Green Street Academy opens in West Baltimore


— The Green Street Academy building is as important to West Baltimore today, as the ground it stands on was decades ago.

The official grand opening of the six to twelfth grade charter school located in the formerly vacant Gwynns Falls Junior High School was held on Monday, September 21, 2015.

Green Street Academy students show off produce made possible through the urban agriculture component of the charter school’s curriculum.

(Courtesy Photos/Green Street Academy)

Green Street Academy students show off produce made possible through the urban agriculture component of the charter school’s curriculum.

The ceremony brought out a host of students, teachers and local officials including Democratic Representative Elijah Cummings who attended the historic former Gwynns Falls Park Junior High, who delivered the keynote address.

“I can barely recognize my old junior high school,” Cummings said during the ceremony. “I am inspired by the teaching philosophy and commitment to this neighborhood exhibited by everyone at this school. I know that the dedicated staff at this school will instill every student that walks in these halls to have confidence in their competence to make their future dreams a reality.”

The building is an actualization of the vision of this school— to be a driver of environmental and more importantly economic, sustainability in the community, according to Green Street Academy’s Executive Director, Dan Schochor.

“Since 2009, the idea has been in the works and we’ve been building for two years,” Schochor said of the $23 million renovation that took place to make the opening a reality. “To get to this point makes it incredibly clear that the powerful vision of the school and getting the right people involved at the right time took the ability to maintain a certain amount of flexibility and the financial resources would not have come without all of those components.”

Schochor and others successfully combined loans and donations, including a $14 million loan from Bank of America and a $2 million loan from the Reinvestment Fund, which develops projects, to renovate the building that will eventually accommodate 875 students from grades six to 12.

The need for more STEM labs, humanities classrooms, food service and athletic space, coupled with a desire to create a signature presence in the West Baltimore area, resulted in the former Gwynns Falls Park Junior High School being chosen as the new site of Green Street Academy, school officials noted.

“The school to this point has held an incredibly important place in community,” Schochor said. “Before we moved here we were located sort of on the outskirts of where our students were coming from, not in the epicenter.

“We do know that West Baltimore needs access to high quality education. They need access to economics, healthy food and those are key components to being healthy and prepared,” he said.

Green Street Academy features a sustainability-focused curriculum that includes growing vegetables, chicken coops and tilapia farms. Advanced technology, energy, construction, agriculture, healthcare and entrepreneurship are subjects touted at the school.

The school also boasts a virtual Reality Labs that will take students through active construction sites and partnerships with the United States Department of Forestry and the University of Maryland Medical School to provide students with competitive internship experiences and industry certifications.

The Academy’s opening is a welcome break from the pattern of divestment from the once middle-class St.
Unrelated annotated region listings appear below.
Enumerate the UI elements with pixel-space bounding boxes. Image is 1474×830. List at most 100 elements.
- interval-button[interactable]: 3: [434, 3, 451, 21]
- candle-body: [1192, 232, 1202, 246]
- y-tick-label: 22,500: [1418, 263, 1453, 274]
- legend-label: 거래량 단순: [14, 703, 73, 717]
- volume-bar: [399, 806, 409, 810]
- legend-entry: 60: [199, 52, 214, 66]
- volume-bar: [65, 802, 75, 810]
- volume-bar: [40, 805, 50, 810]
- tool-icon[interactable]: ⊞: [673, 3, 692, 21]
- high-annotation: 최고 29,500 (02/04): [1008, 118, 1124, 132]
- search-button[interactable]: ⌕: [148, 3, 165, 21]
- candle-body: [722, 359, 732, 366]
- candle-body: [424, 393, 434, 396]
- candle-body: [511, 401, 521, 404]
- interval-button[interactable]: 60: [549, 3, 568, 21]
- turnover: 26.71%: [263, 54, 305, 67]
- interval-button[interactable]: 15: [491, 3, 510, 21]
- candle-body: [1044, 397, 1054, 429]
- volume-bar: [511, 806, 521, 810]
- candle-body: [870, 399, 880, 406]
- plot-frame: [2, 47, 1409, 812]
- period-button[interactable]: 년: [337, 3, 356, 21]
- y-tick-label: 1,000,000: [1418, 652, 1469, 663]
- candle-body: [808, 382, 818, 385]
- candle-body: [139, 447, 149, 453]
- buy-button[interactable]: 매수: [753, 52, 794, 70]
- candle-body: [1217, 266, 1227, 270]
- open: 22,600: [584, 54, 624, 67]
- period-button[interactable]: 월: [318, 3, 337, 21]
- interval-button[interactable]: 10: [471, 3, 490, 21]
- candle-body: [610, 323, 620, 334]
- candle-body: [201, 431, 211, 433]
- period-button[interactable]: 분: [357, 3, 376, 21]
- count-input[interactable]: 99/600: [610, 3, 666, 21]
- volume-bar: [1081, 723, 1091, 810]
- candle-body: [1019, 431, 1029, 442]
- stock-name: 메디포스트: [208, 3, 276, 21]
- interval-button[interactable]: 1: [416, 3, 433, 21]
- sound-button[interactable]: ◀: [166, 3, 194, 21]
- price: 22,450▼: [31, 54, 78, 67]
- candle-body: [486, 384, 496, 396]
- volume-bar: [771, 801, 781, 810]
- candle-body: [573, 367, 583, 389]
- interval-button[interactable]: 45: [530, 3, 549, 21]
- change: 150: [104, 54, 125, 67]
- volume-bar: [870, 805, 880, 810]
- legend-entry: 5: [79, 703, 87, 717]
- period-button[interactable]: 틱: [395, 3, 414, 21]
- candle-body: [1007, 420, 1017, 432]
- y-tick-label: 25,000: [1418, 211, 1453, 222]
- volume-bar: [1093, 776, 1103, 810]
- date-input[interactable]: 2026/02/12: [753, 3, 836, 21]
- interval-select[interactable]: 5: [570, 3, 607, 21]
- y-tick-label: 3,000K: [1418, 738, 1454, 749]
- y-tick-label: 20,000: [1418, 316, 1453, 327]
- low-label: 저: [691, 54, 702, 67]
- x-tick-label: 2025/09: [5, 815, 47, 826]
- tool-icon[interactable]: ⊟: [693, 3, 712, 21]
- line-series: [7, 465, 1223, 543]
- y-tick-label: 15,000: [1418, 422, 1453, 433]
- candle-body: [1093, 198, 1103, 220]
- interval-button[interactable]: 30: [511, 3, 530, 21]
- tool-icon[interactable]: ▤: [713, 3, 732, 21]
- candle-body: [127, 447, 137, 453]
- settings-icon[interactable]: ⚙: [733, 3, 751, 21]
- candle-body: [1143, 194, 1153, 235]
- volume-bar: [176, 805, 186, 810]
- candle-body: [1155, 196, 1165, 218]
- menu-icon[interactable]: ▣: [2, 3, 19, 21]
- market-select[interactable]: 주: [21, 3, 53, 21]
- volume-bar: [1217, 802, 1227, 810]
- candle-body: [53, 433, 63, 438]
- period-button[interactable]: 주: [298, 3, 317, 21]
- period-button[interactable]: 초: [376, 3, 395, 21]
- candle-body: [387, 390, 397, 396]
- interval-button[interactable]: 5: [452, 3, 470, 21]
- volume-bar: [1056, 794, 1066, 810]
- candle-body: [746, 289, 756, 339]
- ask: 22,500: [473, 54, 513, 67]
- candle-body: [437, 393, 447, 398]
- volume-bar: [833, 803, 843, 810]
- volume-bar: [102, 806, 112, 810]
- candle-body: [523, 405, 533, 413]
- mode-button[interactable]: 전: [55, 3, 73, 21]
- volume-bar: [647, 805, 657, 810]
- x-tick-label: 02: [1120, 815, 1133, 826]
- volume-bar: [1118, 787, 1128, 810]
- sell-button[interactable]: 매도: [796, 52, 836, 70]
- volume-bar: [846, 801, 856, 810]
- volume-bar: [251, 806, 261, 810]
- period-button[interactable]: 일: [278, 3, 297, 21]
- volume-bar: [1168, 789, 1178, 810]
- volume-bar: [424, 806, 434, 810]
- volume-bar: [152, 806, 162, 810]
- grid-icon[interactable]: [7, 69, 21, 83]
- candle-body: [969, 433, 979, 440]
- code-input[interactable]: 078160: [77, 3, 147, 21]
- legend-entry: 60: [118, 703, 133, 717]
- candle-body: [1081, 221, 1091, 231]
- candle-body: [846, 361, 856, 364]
Joseph’s neighborhood in West Baltimore where the median income of the neighborhood is now $36,000 [annually] and nearly half of the residents don’t have high school diplomas, according to a news release.

The Academy believes that its commitment to educating not only students, but parents and residents of the community, will be a integral element in supporting an upward mobility and economic sustainability for the entire St. Joseph’s neighborhood.

“We plan to offer certification and internship programs that will give out students a leg up, preparing whether they go to college or enter a career,” Schochor said.

“Our scholars, our students, they are benefiting right now and, in the intermediate sense, it will be our families and the community who benefits,” he said. “In the long term, Baltimore and its businesses that call the city home will benefit and we will not only try to accomplish all of our ambitious goals, but we will do it 875 students at a time.”